Di antara bukti perkataan di atas, adalah suatu kejadian yang terekam dalam
sejarah yaitu: Perbincangan yang terjadi antara Abu Sufyan bin Harb -sebelum ia
masuk Islam- dengan sahabat Zaid bin ad-Datsinah rodhiallahu ‘anhu ketika beliau tertawan oleh kaum musyrikin lantas
dikeluarkan oleh penduduk Mekkah dari tanah haram untuk dibunuh.
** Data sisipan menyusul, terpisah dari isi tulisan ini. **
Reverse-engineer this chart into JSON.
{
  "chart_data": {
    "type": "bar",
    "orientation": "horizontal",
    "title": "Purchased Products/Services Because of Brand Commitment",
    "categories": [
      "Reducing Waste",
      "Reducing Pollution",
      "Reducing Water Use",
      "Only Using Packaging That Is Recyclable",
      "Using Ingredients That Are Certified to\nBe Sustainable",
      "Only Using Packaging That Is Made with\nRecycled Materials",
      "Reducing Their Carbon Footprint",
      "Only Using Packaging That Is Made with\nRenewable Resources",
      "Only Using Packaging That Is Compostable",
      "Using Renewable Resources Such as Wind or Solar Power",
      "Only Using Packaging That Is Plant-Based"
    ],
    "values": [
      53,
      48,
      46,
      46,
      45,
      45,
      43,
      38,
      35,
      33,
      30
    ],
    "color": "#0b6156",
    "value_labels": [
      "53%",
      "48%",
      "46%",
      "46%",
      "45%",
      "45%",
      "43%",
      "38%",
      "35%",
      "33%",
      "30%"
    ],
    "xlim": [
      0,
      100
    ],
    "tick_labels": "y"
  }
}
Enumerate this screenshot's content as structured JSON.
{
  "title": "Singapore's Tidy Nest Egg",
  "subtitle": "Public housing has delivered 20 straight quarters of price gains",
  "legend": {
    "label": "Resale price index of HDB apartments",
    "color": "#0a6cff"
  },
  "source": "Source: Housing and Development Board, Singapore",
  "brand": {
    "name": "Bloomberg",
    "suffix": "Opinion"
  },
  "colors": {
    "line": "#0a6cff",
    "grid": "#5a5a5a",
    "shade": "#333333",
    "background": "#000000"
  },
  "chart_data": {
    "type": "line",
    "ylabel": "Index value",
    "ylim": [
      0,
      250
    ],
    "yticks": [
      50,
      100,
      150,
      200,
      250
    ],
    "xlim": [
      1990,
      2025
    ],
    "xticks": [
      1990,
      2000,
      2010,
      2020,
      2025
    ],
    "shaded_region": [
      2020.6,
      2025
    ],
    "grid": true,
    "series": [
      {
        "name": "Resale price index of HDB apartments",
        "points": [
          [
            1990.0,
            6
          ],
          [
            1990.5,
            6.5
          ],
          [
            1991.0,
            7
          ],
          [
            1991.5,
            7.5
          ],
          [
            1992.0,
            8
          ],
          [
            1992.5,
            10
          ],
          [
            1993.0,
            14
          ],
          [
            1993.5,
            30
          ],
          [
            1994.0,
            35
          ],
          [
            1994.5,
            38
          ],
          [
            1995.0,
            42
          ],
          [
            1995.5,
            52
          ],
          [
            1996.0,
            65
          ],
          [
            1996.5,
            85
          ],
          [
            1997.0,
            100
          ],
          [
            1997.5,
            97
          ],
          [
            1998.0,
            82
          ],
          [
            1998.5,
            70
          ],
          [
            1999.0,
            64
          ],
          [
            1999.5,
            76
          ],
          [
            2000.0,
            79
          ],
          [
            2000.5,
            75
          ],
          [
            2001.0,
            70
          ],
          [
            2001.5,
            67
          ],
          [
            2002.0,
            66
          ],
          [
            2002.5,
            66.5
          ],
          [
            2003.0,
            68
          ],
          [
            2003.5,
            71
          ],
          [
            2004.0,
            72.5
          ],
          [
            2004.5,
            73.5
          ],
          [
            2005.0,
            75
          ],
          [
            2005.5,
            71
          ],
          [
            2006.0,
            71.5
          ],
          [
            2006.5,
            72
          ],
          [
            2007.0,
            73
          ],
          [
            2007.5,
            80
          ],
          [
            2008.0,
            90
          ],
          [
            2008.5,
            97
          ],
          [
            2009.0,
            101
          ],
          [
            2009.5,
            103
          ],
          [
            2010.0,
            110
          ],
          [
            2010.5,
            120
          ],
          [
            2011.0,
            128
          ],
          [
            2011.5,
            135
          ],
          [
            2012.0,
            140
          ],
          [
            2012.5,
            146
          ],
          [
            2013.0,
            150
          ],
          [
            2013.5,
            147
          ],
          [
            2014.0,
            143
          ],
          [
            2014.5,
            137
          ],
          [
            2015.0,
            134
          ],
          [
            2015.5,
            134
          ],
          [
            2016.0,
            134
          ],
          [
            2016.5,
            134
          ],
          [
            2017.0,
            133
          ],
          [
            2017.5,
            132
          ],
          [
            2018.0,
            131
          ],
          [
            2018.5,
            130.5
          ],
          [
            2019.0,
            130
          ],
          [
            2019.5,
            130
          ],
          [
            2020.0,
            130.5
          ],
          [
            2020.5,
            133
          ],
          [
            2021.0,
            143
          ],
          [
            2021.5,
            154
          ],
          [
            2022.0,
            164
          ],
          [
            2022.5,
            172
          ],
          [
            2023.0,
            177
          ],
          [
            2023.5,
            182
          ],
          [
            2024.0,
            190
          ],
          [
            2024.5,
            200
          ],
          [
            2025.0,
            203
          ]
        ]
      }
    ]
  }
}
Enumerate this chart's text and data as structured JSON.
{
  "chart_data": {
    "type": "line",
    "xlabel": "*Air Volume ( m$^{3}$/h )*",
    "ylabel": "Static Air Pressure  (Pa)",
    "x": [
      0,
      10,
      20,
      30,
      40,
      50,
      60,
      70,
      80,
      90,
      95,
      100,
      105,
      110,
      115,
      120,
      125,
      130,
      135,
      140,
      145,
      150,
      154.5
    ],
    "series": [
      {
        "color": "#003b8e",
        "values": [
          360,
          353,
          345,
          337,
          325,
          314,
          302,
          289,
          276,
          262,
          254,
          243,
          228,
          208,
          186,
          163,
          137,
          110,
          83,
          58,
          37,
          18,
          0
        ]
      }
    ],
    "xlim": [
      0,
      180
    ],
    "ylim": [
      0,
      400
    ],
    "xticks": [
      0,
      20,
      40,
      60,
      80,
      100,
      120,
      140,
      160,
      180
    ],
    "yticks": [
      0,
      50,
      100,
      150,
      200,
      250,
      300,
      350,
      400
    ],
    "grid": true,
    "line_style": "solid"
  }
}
Abu Sufyan
berkata, “Ya Zaid, maukah
posisi kamu sekarang digantikan oleh Muhammad dan kami penggal lehernya,
kemudian engkau kami bebaskan kembali ke keluargamu?” Serta merta Zaid
menimpali, “Demi Allah, aku
sama sekali tidak rela jika Muhammad sekarang berada di rumahnya tertusuk
sebuah duri, dalam keadaan aku berada di rumahku bersama keluargaku!!!” Maka Abu Sufyan pun
berkata, “Tidak pernah aku
mendapatkan seseorang mencintai orang lain seperti cintanya para sahabat
Muhammad kepada Muhammad!” (Al-Bidayah
wa an-Nihayah, karya Ibnu Katsir [V/505], dan kisah ini diriwayatkan pula oleh
al-Baihaqy dalam Dalail
an-Nubuwwah [III/326]).
Kisah lain diceritakan oleh sahabat Anas bin Malik radhiallahu ‘anhu, “Di tengah-tengah berkecamuknya
peperangan Uhud, tersebar desas-desus di antara penduduk Madinah bahwa Nabi
shallallahu ‘alaihi wa sallam terbunuh, hingga terdengarlah isakan tangisan di
penjuru kota Madinah. Maka keluarlah seorang wanita dari
kalangan kaum Anshar dari rumahnya, di tengah-tengah jalan dia diberitahu bahwa
bapaknya, anaknya, suaminya dan saudara kandungnya telah tewas terbunuh di
medan perang. Ketika dia memasuki sisa-sisa kancah peperangan, dia melewati
beberapa jasad yang bergelimpangan, “Siapakah ini?”, tanya perempuan itu.
“Bapakmu, saudaramu, suamimu dan anakmu!”, jawab orang-orang yang ada di situ.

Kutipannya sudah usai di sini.